A mesma pesquisa apontou que a maior parte dos pacientes eram mulheres, com idade média de 63 anos, portadoras de doenças crônicas, como diabetes e hipertensão. Cerca de um terço dos entrevistados estavam no estágio avançado da doença e, em média, submetiam-se ao tratamento há mais de sete anos – 38% deles revelaram ter histórico familiar de glaucoma e, entre estes, 68% buscaram o médico por essa razão.
A falta de hábito de consultas periódicas, com o exame aprofundado, dificulta a prevenção da cegueira. “A consulta oftalmológica não é feita apenas para a troca de óculos. Isto é apenas uma parte”, alerta Caixeta, da SBG, preocupado com o fato de que muitas pessoas cultivam o péssimo hábito de substituir a visita ao oftalmologista pela “facilidade” representada pela aquisição de óculos padronizados vendidos em camelódromos, farmácias e até supermercados. Ele salienta que “reduzir os casos de glaucoma é uma tarefa impossível. Temos, isto sim, de aplacar o dano causado pela doença”, preconiza. Caixeta frisa, a exemplo do que afirmam todos os especialistas, que “o diagnóstico precoce é a melhor forma de impedir a progressão da doença”.
Com o slogan “No Brasil há 900 mil portadores de glaucoma e há gente fingindo que não vê”, a Abrag tem se empenhado no trabalho de orientação, apresentando vídeos educacionais em emissoras de televisão, cinemas e casas de espetáculo. A entidade, criada e estimulada por universidades e apoiada pelo Conselho Brasileiro de Oftalmologia (CBO) e pela Sociedade Brasileira de Glaucoma, tem também divulgado informações e feito alertas em pôsteres afixados em aeroportos, metrôs e rodoviárias.
As expectativas são boas. Em alguns anos, terapias melhor preparadas ajudarão a lidar com o número crescente de glaucomatosos. Além de novos aparelhos que chegarão ao mercado para aprimorar a detecção e melhorar o acompanhamento dos pacientes, a terapia genética poderá estar disponível num tempo não muito distante.

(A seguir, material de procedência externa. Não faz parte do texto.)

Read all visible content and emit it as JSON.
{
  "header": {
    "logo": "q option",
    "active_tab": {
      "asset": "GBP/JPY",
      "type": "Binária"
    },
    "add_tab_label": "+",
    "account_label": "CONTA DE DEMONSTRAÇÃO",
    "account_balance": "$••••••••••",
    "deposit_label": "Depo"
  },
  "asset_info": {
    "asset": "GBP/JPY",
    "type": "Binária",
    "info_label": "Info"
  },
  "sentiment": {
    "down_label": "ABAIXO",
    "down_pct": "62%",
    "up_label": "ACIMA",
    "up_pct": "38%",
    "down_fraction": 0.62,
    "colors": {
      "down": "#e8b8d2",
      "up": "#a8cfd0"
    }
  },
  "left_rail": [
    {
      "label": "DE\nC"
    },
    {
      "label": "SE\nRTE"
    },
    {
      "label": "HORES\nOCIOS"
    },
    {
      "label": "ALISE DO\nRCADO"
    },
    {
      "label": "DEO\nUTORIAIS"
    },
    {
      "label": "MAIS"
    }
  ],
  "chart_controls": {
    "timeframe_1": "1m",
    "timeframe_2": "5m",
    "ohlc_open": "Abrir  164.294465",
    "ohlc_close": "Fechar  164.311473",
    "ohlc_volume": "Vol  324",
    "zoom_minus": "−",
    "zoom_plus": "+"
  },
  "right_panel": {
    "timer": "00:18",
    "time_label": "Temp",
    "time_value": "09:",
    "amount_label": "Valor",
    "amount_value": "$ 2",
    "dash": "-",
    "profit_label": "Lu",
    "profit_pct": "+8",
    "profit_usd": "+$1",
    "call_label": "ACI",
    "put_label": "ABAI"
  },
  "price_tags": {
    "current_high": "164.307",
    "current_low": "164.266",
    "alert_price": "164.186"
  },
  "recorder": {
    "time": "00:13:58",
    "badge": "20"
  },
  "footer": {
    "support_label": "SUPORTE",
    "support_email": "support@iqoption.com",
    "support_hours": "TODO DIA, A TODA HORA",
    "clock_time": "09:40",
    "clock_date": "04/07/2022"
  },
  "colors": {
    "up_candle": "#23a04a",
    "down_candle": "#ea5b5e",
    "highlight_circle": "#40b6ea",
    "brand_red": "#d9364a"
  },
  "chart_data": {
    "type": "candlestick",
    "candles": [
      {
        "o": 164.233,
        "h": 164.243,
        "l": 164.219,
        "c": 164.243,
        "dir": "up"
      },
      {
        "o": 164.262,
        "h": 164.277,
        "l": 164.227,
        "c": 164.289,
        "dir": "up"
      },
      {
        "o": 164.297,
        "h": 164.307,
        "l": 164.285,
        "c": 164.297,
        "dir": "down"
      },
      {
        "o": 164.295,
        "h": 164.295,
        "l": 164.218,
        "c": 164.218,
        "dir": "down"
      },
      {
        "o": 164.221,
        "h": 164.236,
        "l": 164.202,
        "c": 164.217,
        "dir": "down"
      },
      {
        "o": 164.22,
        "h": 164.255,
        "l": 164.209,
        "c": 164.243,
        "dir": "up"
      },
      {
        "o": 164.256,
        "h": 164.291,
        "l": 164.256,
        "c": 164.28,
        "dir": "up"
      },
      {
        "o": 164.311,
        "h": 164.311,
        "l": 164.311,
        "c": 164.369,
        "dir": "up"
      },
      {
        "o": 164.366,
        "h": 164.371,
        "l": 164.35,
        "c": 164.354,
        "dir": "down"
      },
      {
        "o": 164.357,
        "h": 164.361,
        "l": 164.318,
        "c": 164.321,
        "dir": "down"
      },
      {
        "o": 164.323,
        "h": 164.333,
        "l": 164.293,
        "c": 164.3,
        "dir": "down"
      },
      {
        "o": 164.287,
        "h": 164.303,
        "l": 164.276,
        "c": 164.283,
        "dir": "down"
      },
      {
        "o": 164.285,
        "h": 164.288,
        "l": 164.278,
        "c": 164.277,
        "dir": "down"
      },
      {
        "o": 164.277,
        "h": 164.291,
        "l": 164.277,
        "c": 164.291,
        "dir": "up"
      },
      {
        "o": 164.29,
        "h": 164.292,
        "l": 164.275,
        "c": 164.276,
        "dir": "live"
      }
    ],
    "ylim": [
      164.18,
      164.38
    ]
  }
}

No mais, “espera-se para breve o surgimento de drogas mais eficazes e com menores efeitos colaterais, posologias e preços que facilitem a adesão ao tratamento”, informa Arruda Mello. O enfrentamento da doença, todavia, está vinculado ao aperfeiçoamento do sistema de saúde e à ação do poder público, no sentido de disponibilizar informações detalhadas à população sobre o glaucoma. O fato é que, apesar de vivermos na tão festejada era da tecnologia de ponta, ainda há pessoas ficando cegas por ignorância ou negligência.